Plötzlich spuckte das Radio, das eingeschaltet war, aber nicht funktionierte, ein paar Worte aus, die Johnny jedoch nicht verstand, und verstummte dann wieder. Er starrte das Radio an, schlug dann auf das Gerät und drehte wie wild an dem Senderwahlknopf, aber es gelang ihm nicht, einen weiteren Ton zu empfangen. Das ist seltsam, dachte er, und ebenso verwirrend und frustrierend und quälend wie alles andere, das ihm an diesem ekelhaften Tag widerfahren war. Er kochte vor Wut. Wenn das Radio tot war, warum spuckte es dann hin und wieder ein paar Worte aus? Es sollte entweder tot oder nicht tot sein, anstatt sich launisch oder halb verrückt zu gebärden.

Er hieb noch ein paarmal auf das Gerät ein und fingerte an den Knöpfen herum. Er glaubte, das Wort »Notstand« in dem Wirrwarr von Wortfetzen aufgeschnappt zu haben, das durch das Rauschen drang. Aber seine Hiebe hatten keinerlei Erfolg. Das Radio blieb stumm.

»Verflucht noch mal!« sagte Johnny laut, als er den Schlüssel aus der Zündung riß und ihn in seiner Tasche verstaute. Dann stieg er aus und schlug die Tür zu.

Er schaute sich nach Barbara um. Ihm fiel der Kranz ein, den sie mitgebracht hatten, um ihn auf das Grab ihres Vaters zu legen. Daher öffnete er den Kofferraum des Wagens und holte ihn heraus. Er war in einer braunen Papiertüte, die er unter den Arm klemmte, während er den Kofferraumdeckel ins Schloß fallen ließ - und wieder schaute er sich nach Barbara um. Als er feststellte, daß ihr nicht in den Sinn gekommen war, auf ihn zu warten, wurde er wieder wütend.

Sie war die Terrasse hochgestiegen, von wo aus sie einen guten Ausblick auf die Kirche hatte, die in einer Senke zwischen Bäumen versteckt lag. Das Gotteshaus war mitten im Wald errichtet worden. Ganz vorsichtig, damit seine Schuhe nicht schmutzig wurden, stieg er den grasbewachsenen Abhang hinunter und trat neben sie.

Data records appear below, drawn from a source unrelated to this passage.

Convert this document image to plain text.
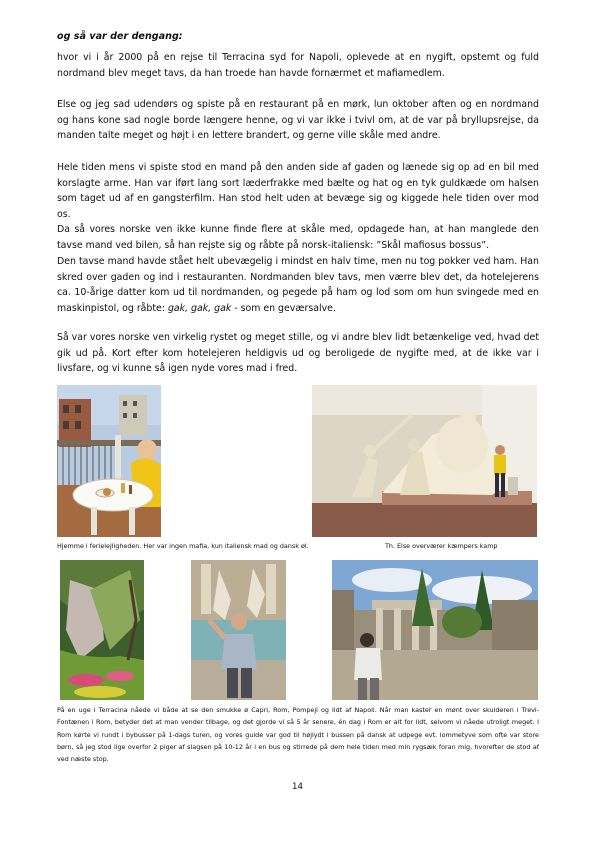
og så var der dengang:

hvor vi i år 2000 på en rejse til Terracina syd for Napoli, oplevede at en nygift, opstemt og fuld nordmand blev meget tavs, da han troede han havde fornærmet et mafiamedlem.

Else og jeg sad udendørs og spiste på en restaurant på en mørk, lun oktober aften og en nordmand og hans kone sad nogle borde længere henne, og vi var ikke i tvivl om, at de var på bryllupsrejse, da manden talte meget og højt i en lettere brandert, og gerne ville skåle med andre.

Hele tiden mens vi spiste stod en mand på den anden side af gaden og lænede sig op ad en bil med korslagte arme. Han var iført lang sort læderfrakke med bælte og hat og en tyk guldkæde om halsen som taget ud af en gangsterfilm. Han stod helt uden at bevæge sig og kiggede hele tiden over mod os.

Da så vores norske ven ikke kunne finde flere at skåle med, opdagede han, at han manglede den tavse mand ved bilen, så han rejste sig og råbte på norsk-italiensk: ”Skål mafiosus bossus”.

Den tavse mand havde stået helt ubevægelig i mindst en halv time, men nu tog pokker ved ham. Han skred over gaden og ind i restauranten. Nordmanden blev tavs, men værre blev det, da hotelejerens ca. 10-årige datter kom ud til nordmanden, og pegede på ham og lod som om hun svingede med en maskinpistol, og råbte: gak, gak, gak - som en geværsalve.

Så var vores norske ven virkelig rystet og meget stille, og vi andre blev lidt betænkelige ved, hvad det gik ud på. Kort efter kom hotelejeren heldigvis ud og beroligede de nygifte med, at de ikke var i livsfare, og vi kunne så igen nyde vores mad i fred.

Hjemme i ferielejligheden. Her var ingen mafia, kun italiensk mad og dansk øl.	Th. Else overværer kæmpers kamp

På en uge i Terracina nåede vi både at se den smukke ø Capri, Rom, Pompeji og lidt af Napoli. Når man kaster en mønt over skulderen i Trevi-Fontænen i Rom, betyder det at man vender tilbage, og det gjorde vi så 5 år senere, én dag i Rom er alt for lidt, selvom vi nåede utroligt meget. I Rom kørte vi rundt i bybusser på 1-dags turen, og vores guide var god til højlydt i bussen på dansk at udpege evt. lommetyve som ofte var store børn, så jeg stod lige overfor 2 piger af slagsen på 10-12 år i en bus og stirrede på dem hele tiden med min rygsæk foran mig, hvorefter de stod af ved næste stop.

14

»Das ist eine nette Kirche«, sagte sie. »Mit den Bäumen und allem. Das ist ein schöner Ort.«

Es handelte sich um eine typisch ländliche Kirche, einen weiß angestrichenen Holzbau mit einem roten Kirchturm und hohen, schmalen, altmodischen Fenstern aus farbigem Glas.

»Na, dann laß uns mal erledigen, weswegen wir gekommen sind, und dann machen wir uns wieder auf den Weg«, sagte Johnny in seinem mürrischen Tonfall. »Es ist schon fast dunkel, und wir haben noch eine dreistündige Fahrt vor uns, bis wir wieder daheim sind.«

Verdrießlich zuckte sie mit den Schultern, doch jetzt folgte er ihr zur Kirche hinunter.

Es gab keinen Rasen, kein Tor - nur Grabsteine, die aus dem hohen Gras unter den Bäumen herausragten. Hin und wieder knirschte Laub unter ihren Füßen. Die Reihe der Grabsteine begann schon ein paar Meter neben der Kirche und zog sich durch die Bäume und das Blätterwerk bis hin zum Rand des Waldes.

Die Steine waren von unterschiedlicher Größe: angefangen von kleinen Platten, auf denen nur ein Name stand, bis hin zu großen Gedenksteinen, die äußerst sorgfältig gearbeitet waren. Hin und wieder stieß man auf ein franziskanisches Kreuz oder das in Stein gemeißelte Antlitz eines Schutzengels. Die ältesten Grabsteine, die über die Jahre hinweg grau und braun angelaufen waren, wirkten kaum noch wie Grabsteine, sondern eher wie große Steine in einem Wald. Ihre Umrisse waren in der dunklen Stille, die die kleine, ländliche Kirche umgab, kaum zu erkennen.

Am grauen Himmel schimmerte noch das sanfte Glühen der eben untergegangenen Sonne, so daß die Bäume und die langen Grashalme in der einbrechenden Dunkelheit zu leuchten schienen. Über allem lag eine friedliche Stille, die von dem unaufhörlichen Zirpen der Grillen und dem raschelnden Laub, das hin und wieder von einer leichten Brise aufgewirbelt wurde, eher unterstrichen als gestört wurde.

Johnny blieb stehen und beobachtete, wie Barbara zwischen den Gräbern herumspazierte. Sie ließ sich Zeit und achtete darauf, daß sie nicht auf ein Grab trat, während sie den Stein ihres Vaters suchte. Johnny hatte den Hauch einer Ahnung, daß die Vorstellung, nach Sonnenuntergang auf einem Friedhof zu sein, sie erschreckte. Dieser Gedanke amüsierte ihn, denn er war immer noch sauer auf sie und wollte, daß sie ein bißchen dafür litt, daß sie ihn dazu gebracht hatte, zweihundert Meilen zu fahren, um einen Kranz auf ein Grab zu legen - ein Unterfangen, das er für dumm und sinnlos hielt.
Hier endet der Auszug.